Ma il problema appare minimo rispetto all'inerzia generale del sistema del commercio del centro storico

 
16 agosto 2018

 
“E’ mai possibile che in questa CITTA DI RONCADE, tutti i bar a parte uno o due, il 15 agosto sia tutto chiuso? Ma ci sarà un regolamento. Non tutti possono andare in ferie, magari si trovano fuori a far due ciaccole con gli amici, ma , è tutto chiuso. Qualcuno coordinerà pure queste attività. Non riesco ancora a capire perchè li chiamano servizi pubblici quando fanno quello che vogliono”.
L.B.


L’intervento ha un suo senso se considerato con uno sguardo generale su Roncade e i suoi protagonisti commerciali.
Non ne ha con il libretto delle regole alla mano.
Un bar è un locale privato aperto al pubblico, non ha impegni da rispettare se non quello – e neppure sempre - di chiudere un giorno feriale la settimana. Un bar non è un’edicola o una farmacia, aprire o meno in giorni di festa è una scelta che spetta al gestore, in un contesto ormai del tutto deregolamentato funziona la legge del mercato.

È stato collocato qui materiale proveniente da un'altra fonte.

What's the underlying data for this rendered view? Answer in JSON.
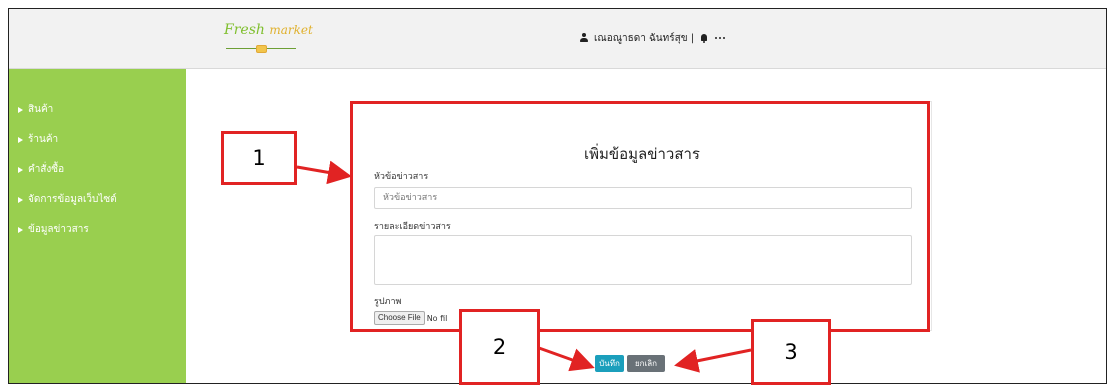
{
  "header": {
    "brand": {
      "fresh": "Fresh",
      "market": "market"
    },
    "user_name": "เณอณูาธดา ฉันทร์สุข |"
  },
  "sidebar": {
    "items": [
      {
        "label": "สินค้า"
      },
      {
        "label": "ร้านค้า"
      },
      {
        "label": "คำสั่งซื้อ"
      },
      {
        "label": "จัดการข้อมูลเว็บไซต์"
      },
      {
        "label": "ข้อมูลข่าวสาร"
      }
    ]
  },
  "form": {
    "title": "เพิ่มข้อมูลข่าวสาร",
    "headline_label": "หัวข้อข่าวสาร",
    "headline_placeholder": "หัวข้อข่าวสาร",
    "detail_label": "รายละเอียดข่าวสาร",
    "image_label": "รูปภาพ",
    "file_button": "Choose File",
    "file_status": "No fil"
  },
  "actions": {
    "save": "บันทึก",
    "cancel": "ยกเลิก"
  },
  "annotations": {
    "one": "1",
    "two": "2",
    "three": "3"
  }
}
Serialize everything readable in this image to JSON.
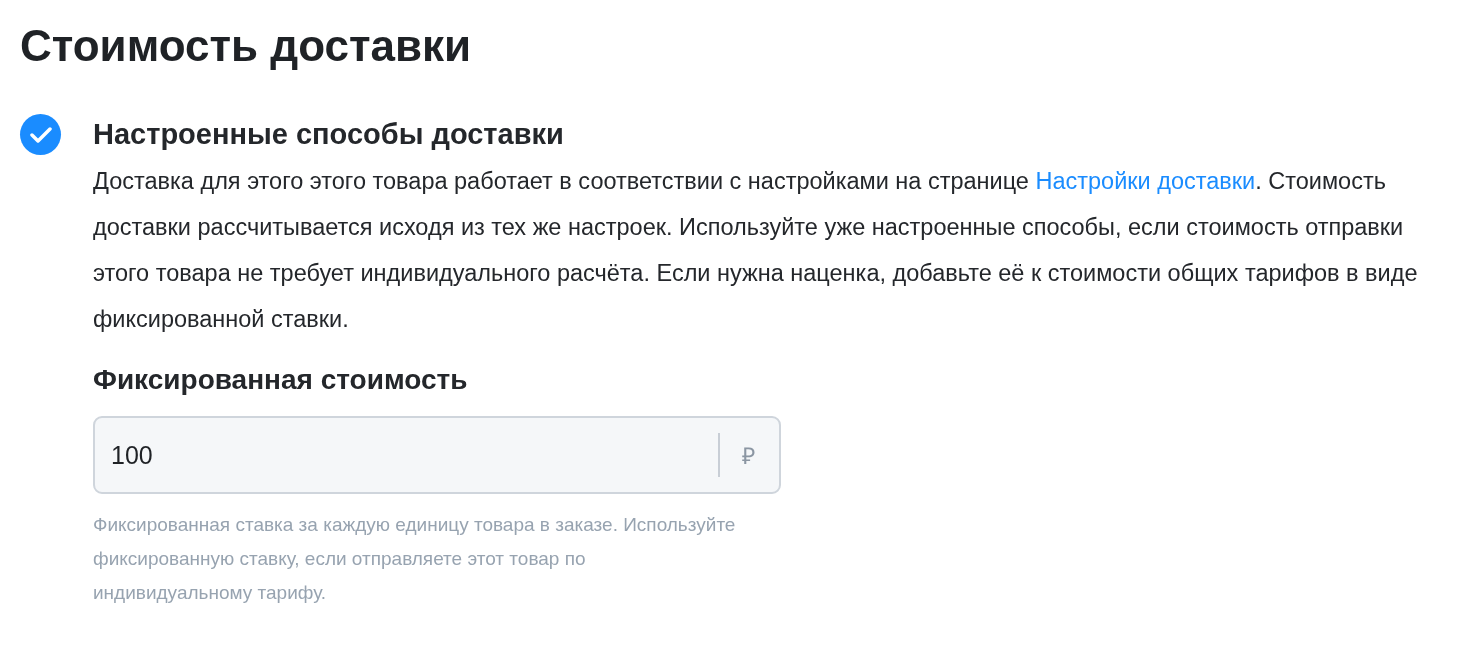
{
  "title": "Стоимость доставки",
  "option": {
    "checked": true,
    "label": "Настроенные способы доставки",
    "description": {
      "before": "Доставка для этого этого товара работает в соответствии с настройками на странице ",
      "link": "Настройки доставки",
      "after": ". Стоимость доставки рассчитывается исходя из тех же настроек. Используйте уже настроенные способы, если стоимость отправки этого товара не требует индивидуального расчёта. Если нужна наценка, добавьте её к стоимости общих тарифов в виде фиксированной ставки."
    }
  },
  "field": {
    "label": "Фиксированная стоимость",
    "value": "100",
    "suffix": "₽",
    "hint": "Фиксированная ставка за каждую единицу товара в заказе. Используйте фиксированную ставку, если отправляете этот товар по индивидуальному тарифу."
  }
}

Se il volume dei prevedibili clienti ferragostani non è tale da giustificare le spese correnti alzare la serranda, dal punto dei vista dei conti, è un errore. Il cliente ferragostano insoddisfatto non sarà perso perché domani è certo che tornerà, visto che comunque non è stato accontentato da alcun altro concorrente sulla piazza.
Insomma, in generale, trovare i bar chiusi a Ferragosto in un centro storico in cui abitano meno di 20 famiglie non è che un dettaglio nel mai risolto dibattito su chi debba aprire o chiudere nei giorni di festa.
   
Detto questo, in controluce torna un tema grave, presente ormai da molti anni, nel sistema del commercio di Roncade centro. Cioè l’assenza di coordinamento fra chi tiene bottega, il mancato superamento del livello del proprio “particulare”.

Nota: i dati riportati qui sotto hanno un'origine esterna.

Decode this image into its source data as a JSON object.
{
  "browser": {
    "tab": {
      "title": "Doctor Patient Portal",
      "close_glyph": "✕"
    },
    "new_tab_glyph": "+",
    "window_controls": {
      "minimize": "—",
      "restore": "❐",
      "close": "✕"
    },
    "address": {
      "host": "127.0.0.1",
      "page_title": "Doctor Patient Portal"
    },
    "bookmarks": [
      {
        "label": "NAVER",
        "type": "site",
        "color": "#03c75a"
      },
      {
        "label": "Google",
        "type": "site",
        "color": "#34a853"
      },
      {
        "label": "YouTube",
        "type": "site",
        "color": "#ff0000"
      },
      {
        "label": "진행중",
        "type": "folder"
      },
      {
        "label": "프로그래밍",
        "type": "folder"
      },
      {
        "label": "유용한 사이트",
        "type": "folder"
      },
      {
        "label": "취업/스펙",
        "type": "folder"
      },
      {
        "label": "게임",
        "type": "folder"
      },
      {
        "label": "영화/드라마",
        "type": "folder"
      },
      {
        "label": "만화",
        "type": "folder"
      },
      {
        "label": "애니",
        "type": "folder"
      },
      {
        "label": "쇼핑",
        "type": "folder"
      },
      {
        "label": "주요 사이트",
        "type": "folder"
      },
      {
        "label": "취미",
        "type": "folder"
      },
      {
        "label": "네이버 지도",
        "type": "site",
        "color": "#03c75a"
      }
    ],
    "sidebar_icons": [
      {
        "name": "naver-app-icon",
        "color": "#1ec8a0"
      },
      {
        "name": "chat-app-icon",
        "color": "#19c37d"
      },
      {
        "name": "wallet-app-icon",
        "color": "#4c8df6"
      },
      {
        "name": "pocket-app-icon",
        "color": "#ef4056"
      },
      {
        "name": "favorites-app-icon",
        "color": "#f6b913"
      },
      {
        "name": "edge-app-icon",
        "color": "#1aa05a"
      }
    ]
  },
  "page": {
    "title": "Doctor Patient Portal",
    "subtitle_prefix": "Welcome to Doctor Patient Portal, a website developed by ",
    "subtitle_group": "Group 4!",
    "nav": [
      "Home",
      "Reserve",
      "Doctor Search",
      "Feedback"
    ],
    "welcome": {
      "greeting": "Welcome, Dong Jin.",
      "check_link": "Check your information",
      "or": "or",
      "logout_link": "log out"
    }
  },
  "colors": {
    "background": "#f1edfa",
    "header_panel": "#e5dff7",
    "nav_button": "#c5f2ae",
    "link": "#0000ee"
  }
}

Si sa che un barista ha provato di recente a proporre a rotazione, ai propri colleghi, di ospitare dei concertini dal vivo nei fine settimana, giusto per vitalizzare la piazza. Sentendosi rispondere picche.
Da mesi alcuni negozianti, inquilini di un nuovo proprietario intenzionato a ristrutturare un lungo segmento di ala porticata, sono preoccupati per le variazioni poste dal locatore ai nuovi contratti. Ma ognuno reagisce a modo proprio senza scambio reciproco di informazioni e senza cercare di fare fronte comune almeno su criticità condivise. Favorendo privatamente questo o quello con minime concessioni, seguendo una regola millenaria, il proprietario genera l’infallibile “divide et impera” risolvendo le questioni in modo straordinariamente facile e conveniente.
  
Ma se né la necessità di promuovere il paese né gli stati di emergenza compattano una classe di imprenditori troppo a lungo abituata ad essere autosufficiente e convinta di poter campare su rendite di posizione ancorate al vecchissimo Novecento, l’immagine dei bar chiusi il 15 agosto sarà una fotografia un po’ alla volta definitiva. Su questo l'inerzia (media) dei negozianti roncadesi è evidente e non sarà di alcuna consolazione, domani, cercare colpe di altri.